There is an unmet clinical need for curative therapies to treat neurodegenerative disorders. Most mainstay treatments currently on the market only alleviate specific symptoms and do not reverse disease progression. The Pituitary adenylate cyclase-activating polypeptide (PACAP), an endogenous neuropeptide hormone, has been extensively studied as a potential regenerative therapeutic. PACAP is widely distributed in the central nervous system (CNS) and exerts its neuroprotective and neurotrophic effects via the related Class B GPCRs PAC1, VPAC1, and VPAC2, at which the hormone shows roughly equal activity. Vasoactive intestinal peptide (VIP) also activates these receptors, and this close analogue of PACAP has also shown to promote neuronal survival in various animal models of acute and progressive neurodegenerative diseases. However, PACAP’s poor pharmacokinetic profile (non-linear PK/PD), and more importantly its limited blood-brain barrier (BBB) permeability has hampered development of this peptide as a therapeutic. We have demonstrated that glycosylation of PACAP and related peptides promotes penetration of the BBB and improves PK properties while retaining efficacy and potency in the low nanomolar range at its target receptors. Furthermore, judicious structure-activity relationship (SAR) studies revealed key motifs that can be modulated to afford compounds with diverse selectivity profiles. Most importantly, we have demonstrated that select PACAP glycopeptide analogues (2LS80Mel and 2LS98Lac) exert potent neuroprotective effects and anti-inflammatory activity in animal models of traumatic brain injury and in a mild-toxin lesion model of Parkinson’s disease, highlighting glycosylation as a viable strategy for converting endogenous peptides into robust and efficacious drug candidates.

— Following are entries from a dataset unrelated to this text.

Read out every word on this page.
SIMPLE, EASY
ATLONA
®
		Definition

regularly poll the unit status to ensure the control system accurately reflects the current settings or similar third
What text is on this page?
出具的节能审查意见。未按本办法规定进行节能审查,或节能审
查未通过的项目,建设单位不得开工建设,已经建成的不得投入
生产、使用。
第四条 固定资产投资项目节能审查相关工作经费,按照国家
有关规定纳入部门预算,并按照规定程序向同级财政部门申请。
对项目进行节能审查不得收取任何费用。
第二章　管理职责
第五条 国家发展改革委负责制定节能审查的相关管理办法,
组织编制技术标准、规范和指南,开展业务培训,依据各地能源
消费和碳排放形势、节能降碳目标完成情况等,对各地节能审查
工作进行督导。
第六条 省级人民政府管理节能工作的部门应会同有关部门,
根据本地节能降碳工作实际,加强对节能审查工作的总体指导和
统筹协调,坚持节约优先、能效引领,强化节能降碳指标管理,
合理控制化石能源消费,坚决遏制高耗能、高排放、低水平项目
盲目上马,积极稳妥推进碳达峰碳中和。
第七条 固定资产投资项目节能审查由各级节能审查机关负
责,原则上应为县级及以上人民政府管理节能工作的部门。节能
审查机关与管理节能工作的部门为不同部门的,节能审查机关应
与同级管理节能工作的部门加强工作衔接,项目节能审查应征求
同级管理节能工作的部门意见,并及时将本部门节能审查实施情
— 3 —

具有创伤性脑损伤和帕金森病神经保护作用的PACAP脑渗透糖肽类似物的设计与合成
对治疗神经退行性疾病的治疗疗法的临床需求尚未得到满足。目前市场上的大多数主要治疗方法只能缓解特定症状,不能逆转疾病进展。垂体腺苷酸环化酶激活多肽(PACAP)是一种内源性神经肽激素,作为一种潜在的再生治疗药物,已被广泛研究。PACAP广泛分布在中枢神经系统(CNS)中,并通过相关的B类GPCR PAC1、VPAC1和VPAC2发挥其神经保护和神经营养作用,在这些作用下,激素表现出大致相同的活性。血管活性肠肽(VIP)也激活这些受体,这种PACAP的紧密类似物也显示出在急性和进行性神经退行性疾病的各种动物模型中促进神经元存活。然而,PACAP较差的药代动力学特征(非线性PK/PD),更重要的是其有限的血脑屏障(BBB)通透性阻碍了该肽作为治疗药物的开发。我们已经证明,PACAP和相关肽的糖基化促进血脑屏障的渗透并改善PK特性,同时在其靶受体处保持低纳摩尔范围内的效力和效力。此外,明智的结构-活性关系(SAR)研究揭示了可以调节的关键基序,以提供具有不同选择性的化合物。最重要的是,我们已经证明,选择的PACAP糖肽类似物(2LS80Mel和2LS98Lac)在创伤性脑损伤的动物模型和帕金森病的轻度毒素损伤模型中发挥强大的神经保护作用和抗炎活性,强调糖基化是将内源性肽转化为强健有效的候选药物的可行策略。
本文章由计算机程序翻译,如有差异,请以英文原文为准。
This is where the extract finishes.